The court said that the temple is opening only for 24 hours between November 5 and 6. It had opened for the annual pilgrimage season on October 17 for the first time since the SC order and there were unprecedented scenes near the temple and at all entry points where pro and anti women’s entry groups clashed with each other. Scores of women in the menstrual age who were hitherto denied entry and who had attempted to climb up the hill to the shrine were forcible sent back by ayyappa bhakts.

A Bench headed by Chief Justice of India is to hear the review petitions in on November 13. . The five SC judges will hear in an “open court” pleas to recall the September verdict of another five-judge constitution bench that allowed women into the temple, an issue that has polarised both devotees and politicians.
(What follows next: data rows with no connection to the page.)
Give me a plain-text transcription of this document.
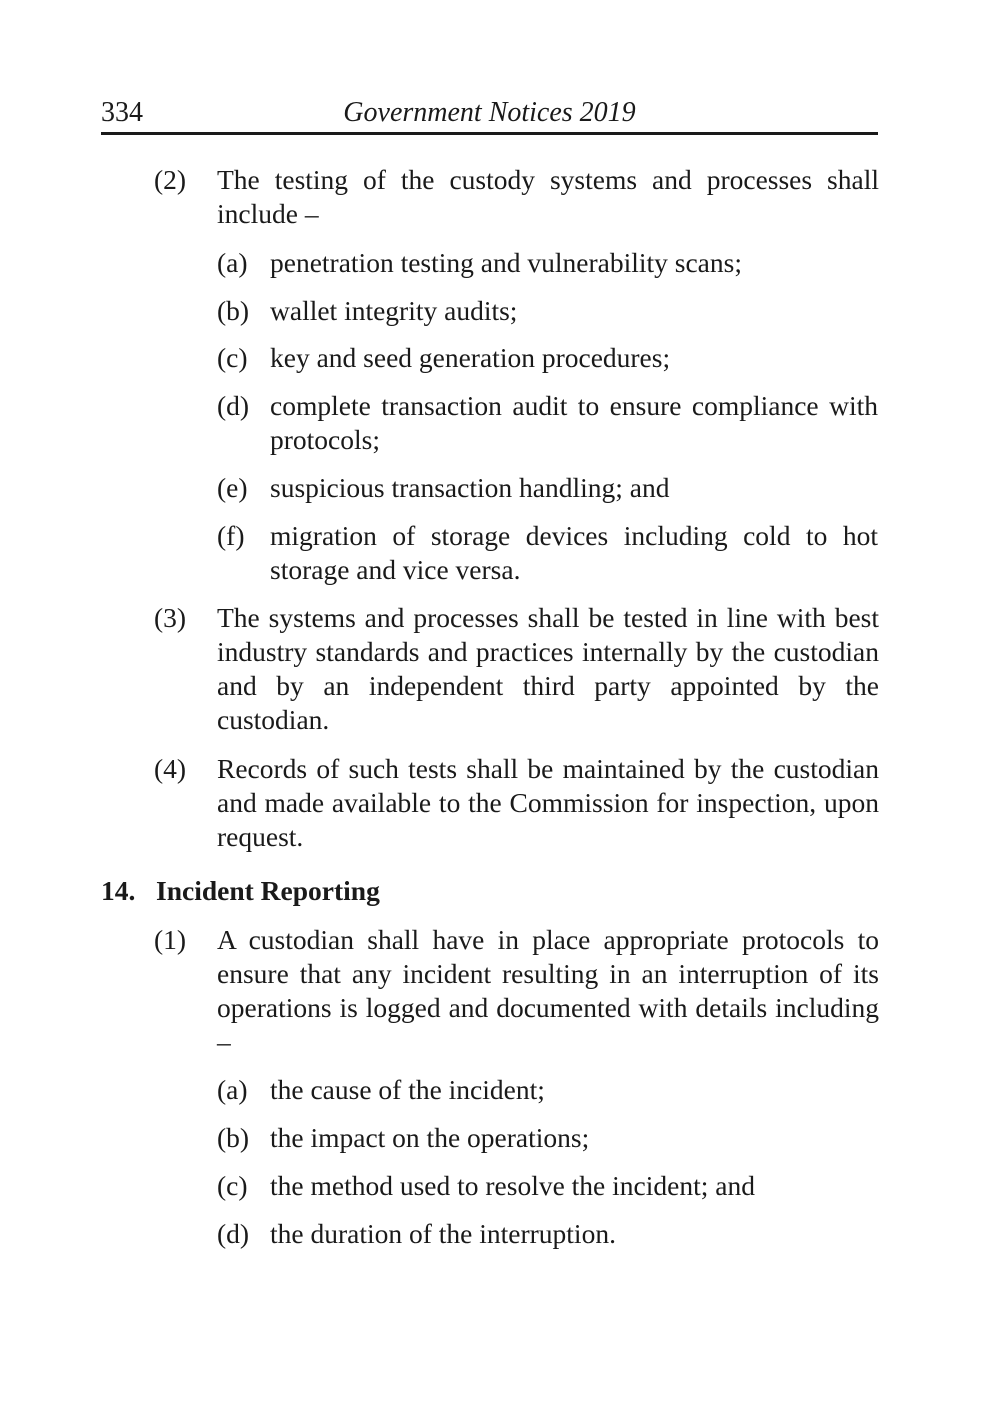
334	Government Notices 2019
(2) The testing of the custody systems and processes shall include –
(a) penetration testing and vulnerability scans;
(b) wallet integrity audits;
(c) key and seed generation procedures;
(d) complete transaction audit to ensure compliance with protocols;
(e) suspicious transaction handling; and
(f) migration of storage devices including cold to hot storage and vice versa.
(3) The systems and processes shall be tested in line with best industry standards and practices internally by the custodian and by an independent third party appointed by the custodian.
(4) Records of such tests shall be maintained by the custodian and made available to the Commission for inspection, upon request.
14. Incident Reporting
(1) A custodian shall have in place appropriate protocols to ensure that any incident resulting in an interruption of its operations is logged and documented with details including –
(a) the cause of the incident;
(b) the impact on the operations;
(c) the method used to resolve the incident; and
(d) the duration of the interruption.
Chief Justice of India (CJI) Ranjan Gogoi, who was heading a bench said the batch of 19 petitions would be taken up on November 13 after the lawyers sought an early hearing.The decision to hold an open-court hearing is significant: review pleas are generally held in judges’ chambers where lawyers, litigants and the media have no access.

An open-court hearing would allow lawyers the scope for extensive arguments.

A five-judge constitution bench had on September 28 quashed by a 4:1 verdict the centuries-old ban on women between 10 and 50 entering the Kerala shrine. The National Ayyappa Devotee Association and several other outfits and individuals have challenged the ruling, though the Kerala government has issued instructions to enforce the order.The petitioners who have sought a review have contended that the old practice was neither derogatory to women, nor linked to physiological occurrences but to the character of Ayyappa, who is considered a celibate deity.

Justice Gogoi is most likely to head the November 13 bench as then Chief Justice Dipak Misra, who headed the original bench, has retired. It is up to the CJI to decide whether to head the bench or nominate someone else.The other four judges — Justices R.F. Nariman, A.M. Khanwilkar, D.Y. Chandrachud and the dissenting judge, Justice Indu Malhotra — will have to be necessarily accommodated on the bench.